Blunt went on to say Starmer’s 2013 apology over CPS’s failure to prosecute Savile parallels Number 10’s partygate apology. He said: “You’ve got people taking responsibility for the organisations.”

Rosena Allin-Khan MP said: “It beggars belief that we have Crispin trying to defend the indefensible and to actually liken the horrible smearing of Keir Starmer and involve Jimmy Savile’s victims’ families in all of this mess that is quite frankly, of the prime minister’s making.

“He lied to parliament, he lied to the country, he has taken the country for fools. He was at parties.
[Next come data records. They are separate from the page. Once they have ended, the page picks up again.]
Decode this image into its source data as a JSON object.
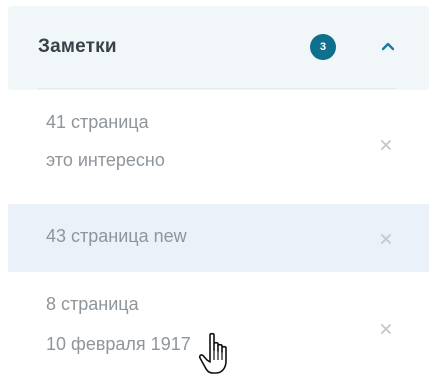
{
  "notes_panel": {
    "title": "Заметки",
    "count": "3",
    "collapse_icon": "chevron-up-icon",
    "accent_color": "#0f6f8c",
    "items": [
      {
        "line1": "41 страница",
        "line2": "это интересно",
        "selected": false,
        "remove_icon": "close-icon"
      },
      {
        "line1": "43 страница  new",
        "line2": "",
        "selected": true,
        "remove_icon": "close-icon"
      },
      {
        "line1": "8 страница",
        "line2": "10 февраля 1917",
        "selected": false,
        "remove_icon": "close-icon"
      }
    ]
  }
}
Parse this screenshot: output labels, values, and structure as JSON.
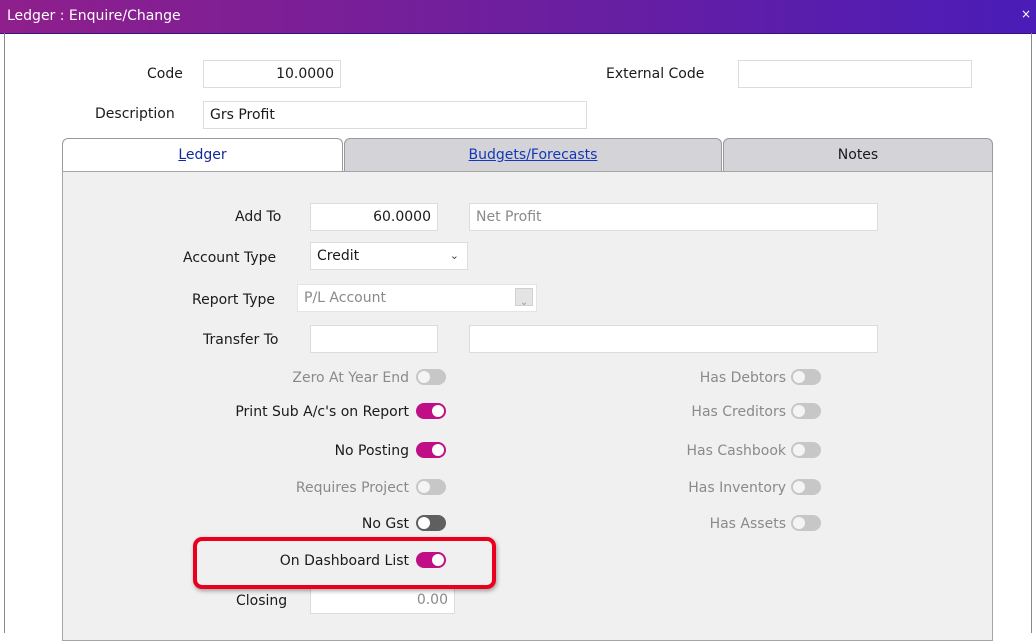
{
  "window": {
    "title": "Ledger : Enquire/Change",
    "close_glyph": "×"
  },
  "header": {
    "code_label": "Code",
    "code_value": "10.0000",
    "external_code_label": "External Code",
    "external_code_value": "",
    "description_label": "Description",
    "description_value": "Grs Profit"
  },
  "tabs": [
    {
      "label_first": "L",
      "label_rest": "edger",
      "active": true
    },
    {
      "label_first": "B",
      "label_rest": "udgets/Forecasts",
      "active": false
    },
    {
      "label": "Notes",
      "active": false
    }
  ],
  "ledger": {
    "add_to_label": "Add To",
    "add_to_code": "60.0000",
    "add_to_name": "Net Profit",
    "account_type_label": "Account Type",
    "account_type_value": "Credit",
    "report_type_label": "Report Type",
    "report_type_value": "P/L Account",
    "transfer_to_label": "Transfer To",
    "transfer_to_code": "",
    "transfer_to_name": "",
    "closing_label": "Closing",
    "closing_value": "0.00",
    "left_toggles": [
      {
        "label": "Zero At Year End",
        "state": "disabled"
      },
      {
        "label": "Print Sub A/c's on Report",
        "state": "on"
      },
      {
        "label": "No Posting",
        "state": "on"
      },
      {
        "label": "Requires Project",
        "state": "disabled"
      },
      {
        "label": "No Gst",
        "state": "off"
      },
      {
        "label": "On Dashboard List",
        "state": "on"
      }
    ],
    "right_toggles": [
      {
        "label": "Has Debtors",
        "state": "disabled"
      },
      {
        "label": "Has Creditors",
        "state": "disabled"
      },
      {
        "label": "Has Cashbook",
        "state": "disabled"
      },
      {
        "label": "Has Inventory",
        "state": "disabled"
      },
      {
        "label": "Has Assets",
        "state": "disabled"
      }
    ]
  },
  "colors": {
    "accent": "#c00f86",
    "title_start": "#8f1f8c",
    "title_end": "#4a1cb8",
    "highlight": "#e8001c"
  }
}
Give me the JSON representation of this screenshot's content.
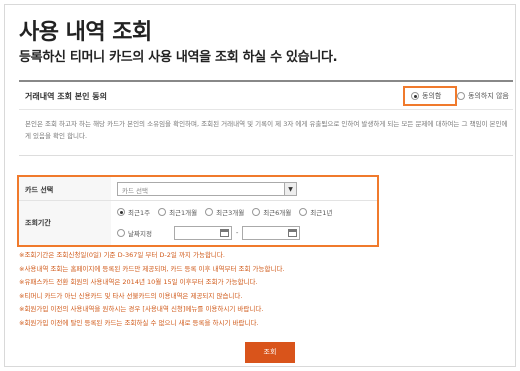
{
  "page": {
    "title": "사용 내역 조회",
    "subtitle": "등록하신 티머니 카드의 사용 내역을 조회 하실 수 있습니다."
  },
  "consent": {
    "label": "거래내역 조회 본인 동의",
    "agree_label": "동의함",
    "disagree_label": "동의하지 않음",
    "agree_selected": true,
    "text": "본인은 조회 하고자 하는 해당 카드가 본인의 소유임을 확인하며, 조회된 거래내역 및 기록이 제 3자 에게 유출됨으로 인하여 발생하게 되는 모든 문제에 대하여는 그 책임이 본인에게 있음을 확인 합니다."
  },
  "search": {
    "card_label": "카드 선택",
    "card_select_value": "카드 선택",
    "period_label": "조회기간",
    "period_options": [
      "최근1주",
      "최근1개월",
      "최근3개월",
      "최근6개월",
      "최근1년"
    ],
    "selected_period": "최근1주",
    "date_option_label": "날짜지정",
    "date_separator": "-"
  },
  "notes": [
    "※조회기간은 조회신청일(0일) 기준 D-367일 부터 D-2일 까지 가능합니다.",
    "※사용내역 조회는 홈페이지에 등록된 카드만 제공되며, 카드 등록 이후 내역부터 조회 가능합니다.",
    "※유패스카드 전환 회원의 사용내역은 2014년 10월 15일 이후부터 조회가 가능합니다.",
    "※티머니 카드가 아닌 신용카드 및 타사 선불카드의 이용내역은 제공되지 않습니다.",
    "※회원가입 이전의 사용내역을 원하시는 경우 [사용내역 신청]메뉴를 이용하시기 바랍니다.",
    "※회원가입 이전에 탈인 등록된 카드는 조회하실 수 없으니 새로 등록을 하시기 바랍니다."
  ],
  "submit_label": "조회",
  "colors": {
    "accent": "#f07a2c",
    "button": "#d9541b",
    "note_text": "#d05a1a"
  }
}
“His staff were packing suitcases full of alcohol, working out which SPAD was going to be the DJ while people in this room were probably burying their families.”

Blunt tried to interject, but Allin-Khan continued.

She said: “When I worked in the NHS frontline… and I took iPads to the bedsides of dying people so their three children under six could say goodbye, there is absolutely no justification for the pain that they have felt that could possibly be explained away by a cheap apology, an insincere cheap apology, by the prime minister.”

Her comments were met with claps from the audience and people took to Twitter to praise the MP.

Responding, Blunt said it sounds “incredibly moving” to hear the allegations about partygate juxtaposed with stories of NHS staff on the frontline. But he said you “can’t fairly put those circumstances alongside each other if you’re really being fair about the conduct of Number 10”.

He waffled about the “circumstances” of Number 10, but Allin-Khan shook her head and said she doesn’t buy it.

He then made the rather patronising remark that he’s “only too well aware” that there will be “very few people out there who will be able to put this in the context that I would, and then actually come to my balanced judgement about the prime minister.”

Bruce interjected and asked: “So they’re wrong and you’re right?”

“People will come to their own conclusions but I’ve come to mine based on what I understand of the situation those decision-makers would have faced,” he replied.